— Марк Туллий Аполлоний, ты признаешься приверженцем запрещенной религии и членом недозволенного сообщества. За эти два преступления приговариваю тебя к высшей мере наказания.
— А я, Тигид Перенний, я прощаю тебя, — невозмутимо отозвался престарелый сенатор.
У префекта преторских когорт аж дух захватило при виде подобного самообладания, но чувствуя, что не сумеет ответить с подобающим достоинством, он воздержался от реплики и сделал преторианцам знак увести приговоренного.
Их шаги давно затихли вдали, а Перенний все еще сидел, точнее, расслабленно лежал в своем кресле, не в силах разобраться в противоречивых чувствах, которые пробудил в нем сенатор.
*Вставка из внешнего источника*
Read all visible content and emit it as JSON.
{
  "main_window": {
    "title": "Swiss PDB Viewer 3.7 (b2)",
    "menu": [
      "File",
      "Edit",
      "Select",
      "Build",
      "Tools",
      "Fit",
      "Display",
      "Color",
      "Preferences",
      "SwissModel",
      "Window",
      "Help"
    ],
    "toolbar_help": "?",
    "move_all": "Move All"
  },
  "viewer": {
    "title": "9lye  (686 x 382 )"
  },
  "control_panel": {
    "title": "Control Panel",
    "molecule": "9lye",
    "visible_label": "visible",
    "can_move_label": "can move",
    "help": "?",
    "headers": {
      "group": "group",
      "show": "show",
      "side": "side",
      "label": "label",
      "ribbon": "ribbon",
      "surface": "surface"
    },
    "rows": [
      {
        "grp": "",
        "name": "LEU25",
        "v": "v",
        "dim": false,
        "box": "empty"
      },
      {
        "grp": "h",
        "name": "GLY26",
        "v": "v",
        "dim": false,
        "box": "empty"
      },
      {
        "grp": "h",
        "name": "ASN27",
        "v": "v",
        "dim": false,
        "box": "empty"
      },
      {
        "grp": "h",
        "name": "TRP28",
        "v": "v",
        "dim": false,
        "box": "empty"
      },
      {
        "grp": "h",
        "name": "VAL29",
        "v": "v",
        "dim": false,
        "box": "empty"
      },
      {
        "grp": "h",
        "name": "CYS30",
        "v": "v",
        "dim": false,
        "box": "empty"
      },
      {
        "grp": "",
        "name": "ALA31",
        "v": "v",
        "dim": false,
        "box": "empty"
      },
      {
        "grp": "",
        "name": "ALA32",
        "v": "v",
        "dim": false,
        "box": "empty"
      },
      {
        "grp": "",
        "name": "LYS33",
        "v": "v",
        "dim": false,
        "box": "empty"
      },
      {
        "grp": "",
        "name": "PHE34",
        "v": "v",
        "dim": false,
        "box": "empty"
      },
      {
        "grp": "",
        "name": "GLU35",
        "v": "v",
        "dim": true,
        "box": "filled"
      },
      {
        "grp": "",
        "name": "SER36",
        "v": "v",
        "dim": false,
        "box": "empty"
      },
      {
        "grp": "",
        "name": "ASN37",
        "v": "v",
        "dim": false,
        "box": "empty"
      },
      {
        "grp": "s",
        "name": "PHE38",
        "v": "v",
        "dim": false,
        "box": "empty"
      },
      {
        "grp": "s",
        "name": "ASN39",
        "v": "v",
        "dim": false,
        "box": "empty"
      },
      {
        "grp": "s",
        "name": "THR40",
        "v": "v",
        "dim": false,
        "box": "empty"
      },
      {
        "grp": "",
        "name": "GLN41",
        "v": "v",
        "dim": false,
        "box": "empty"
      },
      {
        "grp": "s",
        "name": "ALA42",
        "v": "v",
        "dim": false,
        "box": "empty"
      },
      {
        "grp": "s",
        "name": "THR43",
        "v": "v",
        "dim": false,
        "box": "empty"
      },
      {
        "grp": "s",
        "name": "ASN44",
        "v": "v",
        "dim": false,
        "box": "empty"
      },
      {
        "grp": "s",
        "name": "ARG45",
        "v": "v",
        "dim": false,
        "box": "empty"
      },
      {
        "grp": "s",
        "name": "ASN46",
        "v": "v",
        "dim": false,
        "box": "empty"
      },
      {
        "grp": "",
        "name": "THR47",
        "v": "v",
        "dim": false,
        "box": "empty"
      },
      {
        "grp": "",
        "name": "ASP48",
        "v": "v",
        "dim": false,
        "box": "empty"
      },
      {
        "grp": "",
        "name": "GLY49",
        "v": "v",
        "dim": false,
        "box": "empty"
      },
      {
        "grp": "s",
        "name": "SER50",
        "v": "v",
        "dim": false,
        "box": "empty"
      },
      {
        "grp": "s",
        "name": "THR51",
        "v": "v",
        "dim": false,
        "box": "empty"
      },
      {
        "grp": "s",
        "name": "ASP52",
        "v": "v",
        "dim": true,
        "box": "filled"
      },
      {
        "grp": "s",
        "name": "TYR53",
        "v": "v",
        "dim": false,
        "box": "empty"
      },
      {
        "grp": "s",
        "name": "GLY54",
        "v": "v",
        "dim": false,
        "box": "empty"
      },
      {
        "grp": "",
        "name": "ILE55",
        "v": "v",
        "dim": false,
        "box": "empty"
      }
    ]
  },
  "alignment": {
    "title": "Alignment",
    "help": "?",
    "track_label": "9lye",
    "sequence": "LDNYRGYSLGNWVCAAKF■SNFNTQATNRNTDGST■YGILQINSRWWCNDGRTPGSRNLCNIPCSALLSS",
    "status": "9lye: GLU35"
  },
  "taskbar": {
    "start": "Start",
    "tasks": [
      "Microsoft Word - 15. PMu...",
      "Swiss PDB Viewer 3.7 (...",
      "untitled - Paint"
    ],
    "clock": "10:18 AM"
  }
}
Но вот голоса стряпчих прогнали его задумчивость:
— Префект, доносчик пришел. Пропустить?
Тут Перенний мгновенно опомнился. Процесса он не желал так же, как и казни Аполлония.
Сам того не желая, он был глубоко поражен мужеством старика. Он, без сомнения, мог бы спасти его, если бы этот донос так не осложнил дела. С мгновенно похолодевшим взглядом он приказал пропустить посетителя.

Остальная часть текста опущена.